Moraci was born in Messina, Italy. She graduated in architecture and later pursued an academic career focused on urban planning and sustainable territorial development. She is full professor of urban planning at the Mediterranea University of Reggio Calabria, where she has held several academic and institutional roles, including departmental and governance positions.

Her research activity focuses on urban and regional planning, sustainable development, and infrastructure systems, with particular attention to the Mediterranean area.

She has also served in advisory and institutional roles, including positions within national infrastructure-related bodies.

== Activity on the Strait of Messina Bridge ==
Moraci has been involved for decades in studies concerning the Strait of Messina Bridge and the territorial and infrastructural system of the Strait area.

Her research includes contributions to territorial and environmental planning studies developed within the framework of activities coordinated by the American engineering firm Parsons Transportation Group, which was responsible for project management and technical verification of the bridge project.

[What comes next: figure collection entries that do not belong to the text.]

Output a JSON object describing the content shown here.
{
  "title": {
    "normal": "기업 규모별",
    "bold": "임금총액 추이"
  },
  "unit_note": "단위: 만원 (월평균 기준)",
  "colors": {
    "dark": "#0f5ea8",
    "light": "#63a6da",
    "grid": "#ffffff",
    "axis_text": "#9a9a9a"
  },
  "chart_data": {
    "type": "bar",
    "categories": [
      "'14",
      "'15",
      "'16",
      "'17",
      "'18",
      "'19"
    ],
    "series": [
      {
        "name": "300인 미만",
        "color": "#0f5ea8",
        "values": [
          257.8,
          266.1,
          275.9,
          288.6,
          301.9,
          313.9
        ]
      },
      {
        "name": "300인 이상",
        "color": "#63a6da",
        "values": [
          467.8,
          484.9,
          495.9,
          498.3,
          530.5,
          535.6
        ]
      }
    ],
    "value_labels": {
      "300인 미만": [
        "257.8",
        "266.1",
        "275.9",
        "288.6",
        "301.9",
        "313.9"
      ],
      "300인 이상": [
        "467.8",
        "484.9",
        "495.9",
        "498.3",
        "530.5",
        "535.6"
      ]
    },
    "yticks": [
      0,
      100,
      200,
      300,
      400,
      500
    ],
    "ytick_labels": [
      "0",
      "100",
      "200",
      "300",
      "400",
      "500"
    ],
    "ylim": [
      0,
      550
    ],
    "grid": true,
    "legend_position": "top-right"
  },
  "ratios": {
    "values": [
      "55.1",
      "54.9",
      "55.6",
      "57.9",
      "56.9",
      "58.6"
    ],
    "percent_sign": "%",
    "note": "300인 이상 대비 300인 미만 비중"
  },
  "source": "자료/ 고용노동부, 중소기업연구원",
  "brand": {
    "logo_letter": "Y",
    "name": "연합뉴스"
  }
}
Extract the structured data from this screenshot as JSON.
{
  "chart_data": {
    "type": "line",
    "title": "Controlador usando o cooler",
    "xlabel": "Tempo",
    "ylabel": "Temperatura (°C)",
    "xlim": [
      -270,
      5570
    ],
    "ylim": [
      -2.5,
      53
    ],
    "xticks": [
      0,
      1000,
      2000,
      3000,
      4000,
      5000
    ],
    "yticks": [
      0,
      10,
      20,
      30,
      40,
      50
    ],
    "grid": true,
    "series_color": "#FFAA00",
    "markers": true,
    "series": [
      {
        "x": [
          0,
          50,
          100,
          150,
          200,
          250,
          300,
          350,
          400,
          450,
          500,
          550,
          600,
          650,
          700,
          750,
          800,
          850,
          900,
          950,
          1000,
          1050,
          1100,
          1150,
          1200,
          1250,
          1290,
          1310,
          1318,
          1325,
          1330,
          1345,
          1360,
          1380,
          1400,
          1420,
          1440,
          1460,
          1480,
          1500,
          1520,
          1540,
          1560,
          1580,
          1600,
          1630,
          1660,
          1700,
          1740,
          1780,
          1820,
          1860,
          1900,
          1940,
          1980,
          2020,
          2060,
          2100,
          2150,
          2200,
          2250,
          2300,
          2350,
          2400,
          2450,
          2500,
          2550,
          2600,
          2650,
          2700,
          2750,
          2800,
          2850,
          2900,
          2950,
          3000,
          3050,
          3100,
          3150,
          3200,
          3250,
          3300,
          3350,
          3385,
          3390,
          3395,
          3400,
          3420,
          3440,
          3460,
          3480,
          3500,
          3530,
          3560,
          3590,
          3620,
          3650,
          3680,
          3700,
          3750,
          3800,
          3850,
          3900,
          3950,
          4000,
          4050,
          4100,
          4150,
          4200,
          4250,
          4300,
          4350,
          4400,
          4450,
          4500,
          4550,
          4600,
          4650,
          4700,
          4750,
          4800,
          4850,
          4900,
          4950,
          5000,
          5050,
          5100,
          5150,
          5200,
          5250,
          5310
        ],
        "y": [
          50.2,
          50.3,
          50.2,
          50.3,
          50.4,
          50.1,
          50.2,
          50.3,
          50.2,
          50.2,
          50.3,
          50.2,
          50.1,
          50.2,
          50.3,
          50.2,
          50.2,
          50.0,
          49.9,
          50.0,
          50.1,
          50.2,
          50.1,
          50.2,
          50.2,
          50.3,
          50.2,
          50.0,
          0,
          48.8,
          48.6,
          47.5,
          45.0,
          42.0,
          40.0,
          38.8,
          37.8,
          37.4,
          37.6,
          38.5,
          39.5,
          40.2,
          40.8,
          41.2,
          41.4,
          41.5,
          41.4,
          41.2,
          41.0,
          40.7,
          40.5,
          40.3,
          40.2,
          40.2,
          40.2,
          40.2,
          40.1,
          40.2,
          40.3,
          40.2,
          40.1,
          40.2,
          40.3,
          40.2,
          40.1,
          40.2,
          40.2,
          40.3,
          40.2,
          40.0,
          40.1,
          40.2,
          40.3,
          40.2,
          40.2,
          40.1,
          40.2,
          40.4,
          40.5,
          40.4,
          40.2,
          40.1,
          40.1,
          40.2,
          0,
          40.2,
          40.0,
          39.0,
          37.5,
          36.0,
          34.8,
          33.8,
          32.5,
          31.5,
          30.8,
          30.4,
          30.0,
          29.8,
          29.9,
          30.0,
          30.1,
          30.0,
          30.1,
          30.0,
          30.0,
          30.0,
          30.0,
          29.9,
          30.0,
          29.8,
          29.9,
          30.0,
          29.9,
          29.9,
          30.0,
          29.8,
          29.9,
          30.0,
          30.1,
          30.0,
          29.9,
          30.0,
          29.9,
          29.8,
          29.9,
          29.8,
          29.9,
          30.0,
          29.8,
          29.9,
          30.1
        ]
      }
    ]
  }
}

These activities were part of the broader process leading to the development of the final design of the bridge, delivered in 2010 by the general contractor Eurolink.

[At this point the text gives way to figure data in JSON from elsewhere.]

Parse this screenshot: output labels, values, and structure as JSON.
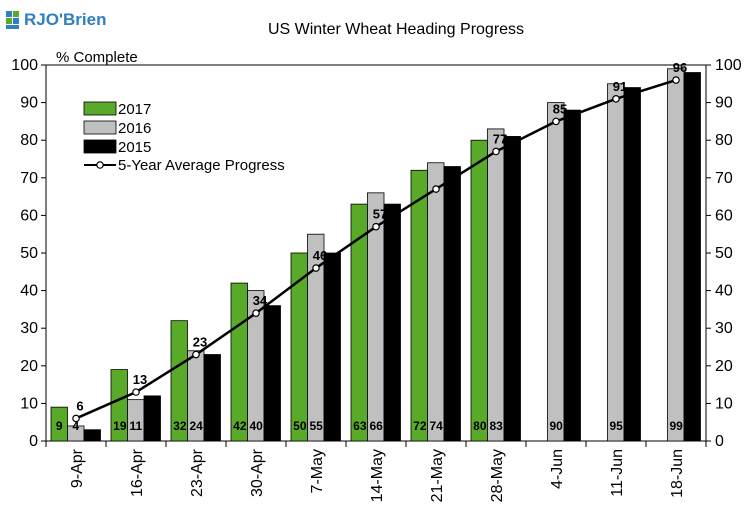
{
  "brand": {
    "logo_text": "RJO'Brien",
    "logo_color": "#2f7fc1"
  },
  "chart_data": {
    "type": "bar",
    "title": "US Winter Wheat Heading Progress",
    "ylabel": "% Complete",
    "ylim": [
      0,
      100
    ],
    "yticks": [
      0,
      10,
      20,
      30,
      40,
      50,
      60,
      70,
      80,
      90,
      100
    ],
    "grid": false,
    "legend_position": "top-left",
    "categories": [
      "9-Apr",
      "16-Apr",
      "23-Apr",
      "30-Apr",
      "7-May",
      "14-May",
      "21-May",
      "28-May",
      "4-Jun",
      "11-Jun",
      "18-Jun"
    ],
    "series": [
      {
        "name": "2017",
        "color": "#5aaa2a",
        "values": [
          9,
          19,
          32,
          42,
          50,
          63,
          72,
          80,
          null,
          null,
          null
        ],
        "labels": [
          "9",
          "19",
          "32",
          "42",
          "50",
          "63",
          "72",
          "80",
          "",
          "",
          ""
        ]
      },
      {
        "name": "2016",
        "color": "#c0c0c0",
        "values": [
          4,
          11,
          24,
          40,
          55,
          66,
          74,
          83,
          90,
          95,
          99
        ],
        "labels": [
          "4",
          "11",
          "24",
          "40",
          "55",
          "66",
          "74",
          "83",
          "90",
          "95",
          "99"
        ]
      },
      {
        "name": "2015",
        "color": "#000000",
        "values": [
          3,
          12,
          23,
          36,
          50,
          63,
          73,
          81,
          88,
          94,
          98
        ]
      }
    ],
    "line": {
      "name": "5-Year Average Progress",
      "values": [
        6,
        13,
        23,
        34,
        46,
        57,
        67,
        77,
        85,
        91,
        96
      ],
      "labels": [
        "6",
        "13",
        "23",
        "34",
        "46",
        "57",
        "",
        "77",
        "85",
        "91",
        "96"
      ]
    }
  }
}
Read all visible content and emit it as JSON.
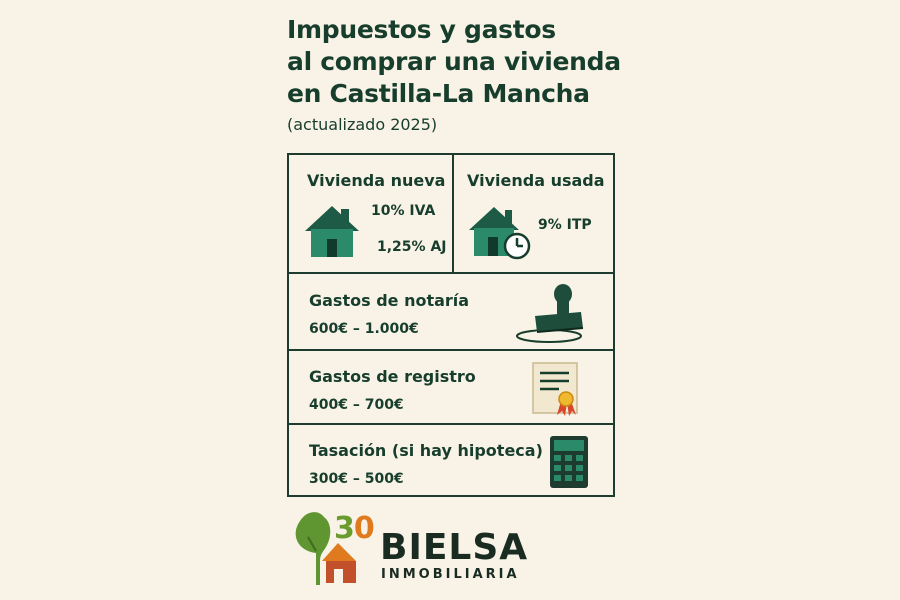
{
  "header": {
    "title_lines": [
      "Impuestos y gastos",
      "al comprar una vivienda",
      "en Castilla-La Mancha"
    ],
    "subtitle": "(actualizado 2025)"
  },
  "taxes": {
    "new_home": {
      "title": "Vivienda nueva",
      "line1": "10% IVA",
      "line2": "1,25% AJ",
      "icon": "house-icon"
    },
    "used_home": {
      "title": "Vivienda usada",
      "line1": "9% ITP",
      "icon": "house-clock-icon"
    }
  },
  "costs": [
    {
      "title": "Gastos de notaría",
      "price": "600€ – 1.000€",
      "icon": "stamp-icon"
    },
    {
      "title": "Gastos de registro",
      "price": "400€ – 700€",
      "icon": "certificate-icon"
    },
    {
      "title": "Tasación (si hay hipoteca)",
      "price": "300€ – 500€",
      "icon": "calculator-icon"
    }
  ],
  "logo": {
    "digit1": "3",
    "digit2": "0",
    "name": "BIELSA",
    "sub": "INMOBILIARIA"
  },
  "colors": {
    "background": "#f8f3e6",
    "text": "#173d2c",
    "house_green": "#2b8a6a",
    "border": "#1d3b2e"
  }
}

She is considered one of the leading experts on the “Strait system”, addressing the integration between infrastructure, urban systems, and Mediterranean geopolitics.

== Notable projects ==
Her work includes contributions to:

- Urban regeneration and planning strategies in Southern Italy
- Sustainable mobility and transport systems
- Strategic planning for metropolitan and coastal areas
- Research initiatives on infrastructure and territorial integration

She has contributed to interdisciplinary projects linking architecture, infrastructure, and environmental sustainability.

== Publications ==
Moraci is the author of numerous scientific publications in the fields of urban planning and sustainable development. Her work has appeared in academic journals, conference proceedings, and collective volumes focusing on:

- Sustainable urban development
- Territorial governance
- Mobility and infrastructure systems
- Environmental planning

Moraci is the author of numerous scientific publications in the fields of urban planning and territorial development. Among her works:

- Il Ponte sullo Stretto e le opere connesse: il metaprogetto territoriale e paesaggistico (2012)

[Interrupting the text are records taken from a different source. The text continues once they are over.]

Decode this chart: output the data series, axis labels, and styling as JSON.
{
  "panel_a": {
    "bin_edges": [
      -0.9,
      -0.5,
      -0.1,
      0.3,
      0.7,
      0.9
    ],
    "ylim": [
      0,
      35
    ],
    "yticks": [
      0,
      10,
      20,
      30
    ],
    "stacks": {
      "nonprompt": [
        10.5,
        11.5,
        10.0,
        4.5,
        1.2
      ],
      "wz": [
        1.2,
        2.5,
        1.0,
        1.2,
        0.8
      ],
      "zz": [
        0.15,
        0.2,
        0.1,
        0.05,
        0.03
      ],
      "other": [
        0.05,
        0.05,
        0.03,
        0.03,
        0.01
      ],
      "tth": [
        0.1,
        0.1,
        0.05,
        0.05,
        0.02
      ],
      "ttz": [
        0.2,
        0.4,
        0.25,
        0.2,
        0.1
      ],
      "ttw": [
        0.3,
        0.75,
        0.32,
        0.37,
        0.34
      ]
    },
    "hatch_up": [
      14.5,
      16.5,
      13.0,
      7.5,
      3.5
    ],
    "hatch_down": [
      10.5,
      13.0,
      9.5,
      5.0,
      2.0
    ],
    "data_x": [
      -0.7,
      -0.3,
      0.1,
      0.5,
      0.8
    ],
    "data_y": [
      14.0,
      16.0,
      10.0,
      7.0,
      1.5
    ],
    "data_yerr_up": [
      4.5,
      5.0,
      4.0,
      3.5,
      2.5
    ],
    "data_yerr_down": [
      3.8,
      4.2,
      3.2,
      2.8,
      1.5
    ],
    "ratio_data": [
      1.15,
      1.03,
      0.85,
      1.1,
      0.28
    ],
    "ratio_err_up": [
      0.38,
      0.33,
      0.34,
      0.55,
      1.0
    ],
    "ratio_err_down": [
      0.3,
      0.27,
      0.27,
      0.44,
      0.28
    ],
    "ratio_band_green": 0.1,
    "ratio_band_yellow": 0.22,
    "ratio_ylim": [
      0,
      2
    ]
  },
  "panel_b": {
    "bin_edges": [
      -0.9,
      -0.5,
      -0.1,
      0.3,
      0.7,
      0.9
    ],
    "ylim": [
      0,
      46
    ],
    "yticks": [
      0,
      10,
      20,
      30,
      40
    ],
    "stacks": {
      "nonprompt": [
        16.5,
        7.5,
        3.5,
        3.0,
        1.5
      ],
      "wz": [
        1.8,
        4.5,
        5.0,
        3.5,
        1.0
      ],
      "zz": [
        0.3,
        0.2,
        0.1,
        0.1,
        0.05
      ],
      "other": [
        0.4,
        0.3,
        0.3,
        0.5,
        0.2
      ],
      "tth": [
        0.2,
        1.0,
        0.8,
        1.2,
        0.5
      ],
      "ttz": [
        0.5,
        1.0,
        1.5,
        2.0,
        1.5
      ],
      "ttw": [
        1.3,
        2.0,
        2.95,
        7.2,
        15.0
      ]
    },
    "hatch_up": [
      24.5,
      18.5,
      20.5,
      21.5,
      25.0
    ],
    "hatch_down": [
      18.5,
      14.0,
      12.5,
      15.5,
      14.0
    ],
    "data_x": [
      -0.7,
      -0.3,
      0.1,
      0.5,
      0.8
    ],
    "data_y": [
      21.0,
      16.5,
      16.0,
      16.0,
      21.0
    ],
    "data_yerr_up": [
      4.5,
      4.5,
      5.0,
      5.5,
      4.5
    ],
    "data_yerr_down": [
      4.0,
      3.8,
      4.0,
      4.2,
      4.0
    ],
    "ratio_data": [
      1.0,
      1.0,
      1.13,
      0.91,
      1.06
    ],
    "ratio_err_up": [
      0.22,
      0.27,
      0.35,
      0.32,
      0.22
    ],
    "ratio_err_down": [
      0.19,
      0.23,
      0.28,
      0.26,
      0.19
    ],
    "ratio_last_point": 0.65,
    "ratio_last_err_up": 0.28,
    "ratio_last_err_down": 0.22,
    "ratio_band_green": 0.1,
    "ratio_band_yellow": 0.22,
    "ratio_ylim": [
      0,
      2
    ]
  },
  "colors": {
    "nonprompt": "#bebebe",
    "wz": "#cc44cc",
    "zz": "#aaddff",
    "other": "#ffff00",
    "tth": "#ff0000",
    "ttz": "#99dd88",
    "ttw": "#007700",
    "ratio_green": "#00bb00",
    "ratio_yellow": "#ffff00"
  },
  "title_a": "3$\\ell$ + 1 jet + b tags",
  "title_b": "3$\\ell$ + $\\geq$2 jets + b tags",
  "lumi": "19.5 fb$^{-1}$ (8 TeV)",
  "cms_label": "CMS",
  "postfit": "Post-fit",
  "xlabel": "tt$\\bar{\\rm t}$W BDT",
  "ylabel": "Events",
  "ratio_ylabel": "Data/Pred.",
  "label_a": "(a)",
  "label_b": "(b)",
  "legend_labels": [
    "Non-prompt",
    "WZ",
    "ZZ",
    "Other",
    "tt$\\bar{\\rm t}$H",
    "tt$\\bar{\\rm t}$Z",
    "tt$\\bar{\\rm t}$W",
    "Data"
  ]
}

== Conferences and academic initiatives ==
Moraci has collaborated with academic institutions, research centers, and policy-making bodies on issues related to sustainable territorial development.

Her work includes:

- Strategic territorial planning for the Strait of Messina area
- Sustainable mobility and infrastructure integration
- Urban regeneration policies in Southern Italy

Moraci has participated in numerous conferences and institutional initiatives concerning infrastructure and territorial development.

In November 2024 she was invited to the Bridge Commission of Messina to present a report on the geopolitical and territorial role of the Strait of Messina.